Across the history of what used to be called Christendom, critical thinking was neither taught to the youth nor encouraged generally. Doctrinal disputes were managed by the established clerical hierarchy, and usually took place in conjunction with ecclesiastical councils, held periodically to get ‘the line’ straight and to deal with any heresies that tended to arise from time to time under the leadership of charismatic preachers. Similar processes have taken place in other religions and cultures, notably Islam, with its Sunni/Shia divide.
Clerics of competing religions and competing gods tend to sabotage one anothers’ efforts, which helps explain the glory days of polytheist Classical Greece before the rise of monotheism.
According to Plato, Socrates was condemned by the established Athenian clerics for “corrupting the youth”: specifically, for showing by example the superiority of reason over religious doctrine. (Irony 101: ask any Christian why he/she is not a Muslim, and you will most likely get a reasoned ‘narrative’. The religious find it often handy; nay essential, to park themselves at the Temple of Reason when it suits them to do so.)

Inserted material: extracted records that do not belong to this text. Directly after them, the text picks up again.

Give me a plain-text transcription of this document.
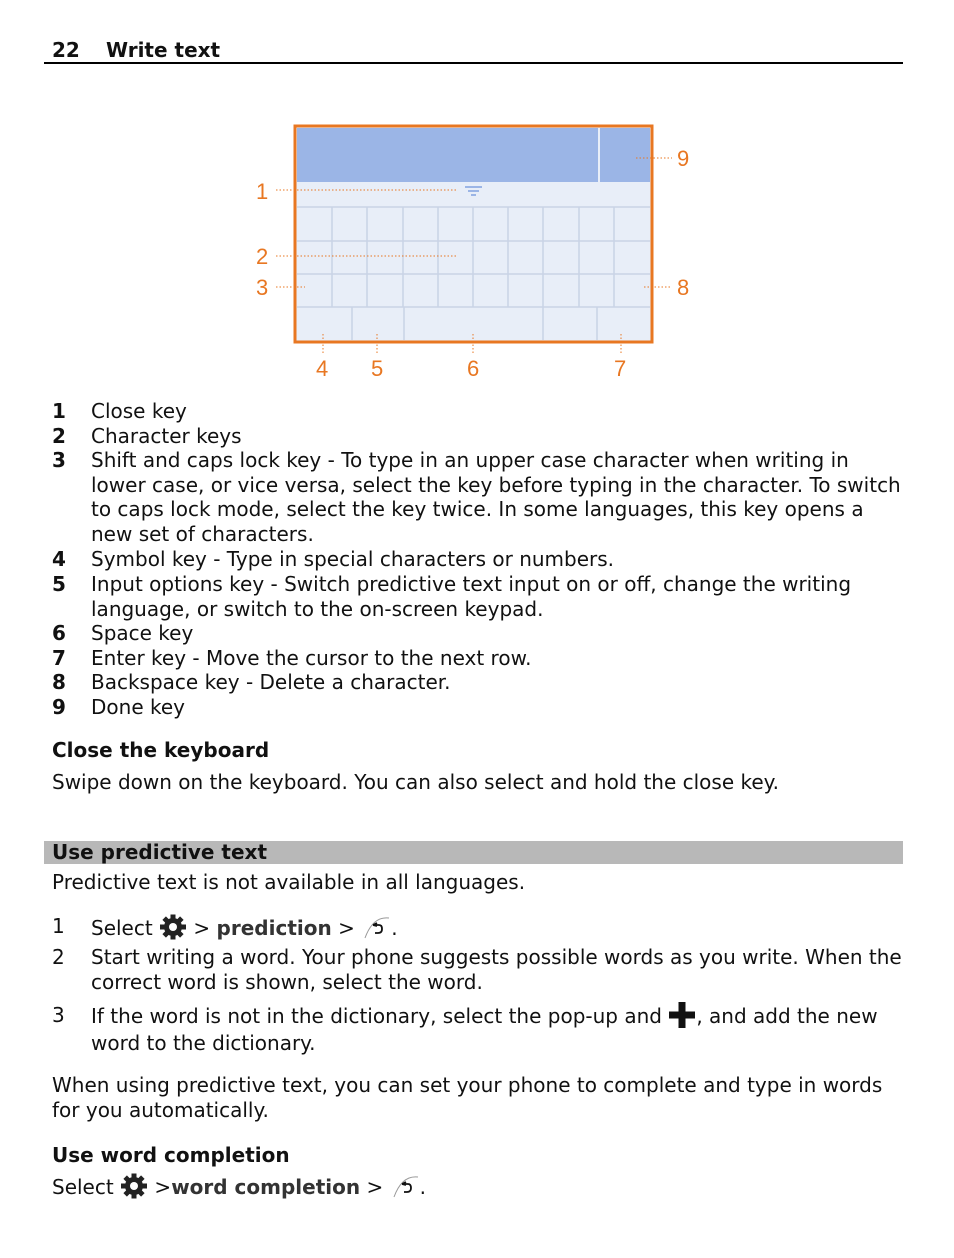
22 Write text
1
2
3
4 5	6	7
8
9
1 Close key
2 Character keys
3 Shift and caps lock key - To type in an upper case character when writing in lower case, or vice versa, select the key before typing in the character. To switch to caps lock mode, select the key twice. In some languages, this key opens a new set of characters.
4 Symbol key - Type in special characters or numbers.
5 Input options key - Switch predictive text input on or off, change the writing language, or switch to the on-screen keypad.
6 Space key
7 Enter key - Move the cursor to the next row.
8 Backspace key - Delete a character.
9 Done key
Close the keyboard
Swipe down on the keyboard. You can also select and hold the close key.
Use predictive text
Predictive text is not available in all languages.
1 Select > prediction > .
2 Start writing a word. Your phone suggests possible words as you write. When the correct word is shown, select the word.
3 If the word is not in the dictionary, select the pop-up and , and add the new word to the dictionary.
When using predictive text, you can set your phone to complete and type in words for you automatically.
Use word completion
Select >word completion > .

That also helps explain the difference between modern India and Pakistan, set up on the south of the Eurasian landmass like some controlled experiment on a people of a given ethnicity. Polytheist India is an economic powerhouse, while Pakistan to either side of it is a basket case. Critical thought is not taught in Pakistan’s Islamic schools, presumably lest it be turned on the national religion. That shows up in the parlous state of Pakistani science and technology.

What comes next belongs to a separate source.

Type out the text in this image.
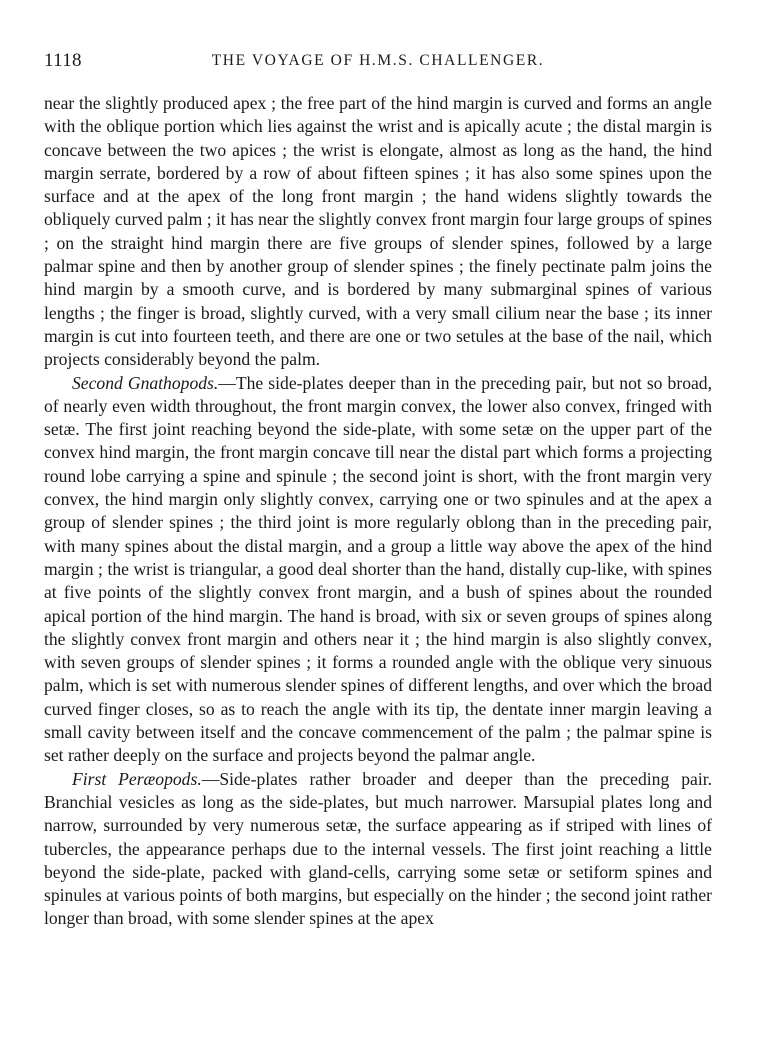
1118	THE VOYAGE OF H.M.S. CHALLENGER.

near the slightly produced apex ; the free part of the hind margin is curved and forms an angle with the oblique portion which lies against the wrist and is apically acute ; the distal margin is concave between the two apices ; the wrist is elongate, almost as long as the hand, the hind margin serrate, bordered by a row of about fifteen spines ; it has also some spines upon the surface and at the apex of the long front margin ; the hand widens slightly towards the obliquely curved palm ; it has near the slightly convex front margin four large groups of spines ; on the straight hind margin there are five groups of slender spines, followed by a large palmar spine and then by another group of slender spines ; the finely pectinate palm joins the hind margin by a smooth curve, and is bordered by many submarginal spines of various lengths ; the finger is broad, slightly curved, with a very small cilium near the base ; its inner margin is cut into fourteen teeth, and there are one or two setules at the base of the nail, which projects considerably beyond the palm.

Second Gnathopods.—The side-plates deeper than in the preceding pair, but not so broad, of nearly even width throughout, the front margin convex, the lower also convex, fringed with setæ. The first joint reaching beyond the side-plate, with some setæ on the upper part of the convex hind margin, the front margin concave till near the distal part which forms a projecting round lobe carrying a spine and spinule ; the second joint is short, with the front margin very convex, the hind margin only slightly convex, carrying one or two spinules and at the apex a group of slender spines ; the third joint is more regularly oblong than in the preceding pair, with many spines about the distal margin, and a group a little way above the apex of the hind margin ; the wrist is triangular, a good deal shorter than the hand, distally cup-like, with spines at five points of the slightly convex front margin, and a bush of spines about the rounded apical portion of the hind margin. The hand is broad, with six or seven groups of spines along the slightly convex front margin and others near it ; the hind margin is also slightly convex, with seven groups of slender spines ; it forms a rounded angle with the oblique very sinuous palm, which is set with numerous slender spines of different lengths, and over which the broad curved finger closes, so as to reach the angle with its tip, the dentate inner margin leaving a small cavity between itself and the concave commencement of the palm ; the palmar spine is set rather deeply on the surface and projects beyond the palmar angle.

First Peræopods.—Side-plates rather broader and deeper than the preceding pair. Branchial vesicles as long as the side-plates, but much narrower. Marsupial plates long and narrow, surrounded by very numerous setæ, the surface appearing as if striped with lines of tubercles, the appearance perhaps due to the internal vessels. The first joint reaching a little beyond the side-plate, packed with gland-cells, carrying some setæ or setiform spines and spinules at various points of both margins, but especially on the hinder ; the second joint rather longer than broad, with some slender spines at the apex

New religious start-ups are happening all the time. (The ‘New Age’ movement was rife with it: possibly still is.) All you need is a bloke who has had a vision from some angel. A crackpot in a cave will do nicely, or perhaps a mother whose devotion goes a tad over the top, and who convinces her son or (less often daughter) that he/she is foretold in serious prophecy.
But then a process akin to Darwinian selection sorts out the sheep from the goats: many are called, but few are chosen, so to speak.
Omar do you know of any historians who claim to be impartial? The first thing you learn about history as a discipline if you specialize in it is that it’s never impartial.
Whereas with science they save that tidbit for the master’s degree.
When I first studied at my old Alma Mater of Sydney University in the late 1950s, its conservative history academics encouraged that as an ideal, and in their own eyes, embodied it themselves. But critics of the idea in more modern times (beginning in my experience with E.H. Carr, and his What is History?’ started its slide from favour, and then the postmodernism pandemic probably reduced it further. Maybe it survives today in monasteries on the bleak seacoast of Iona, but I grant you, it has copped a thrashing in more recent times.
But as iknklast points out at #6, there may be no shortage of proponents still encouraging it at the undergraduate level. Maybe when they finally sort out the PoMo shambles, it will revive, like The Creature from the Black Lagoon. (Aside: Must see if I can get that on DVD.)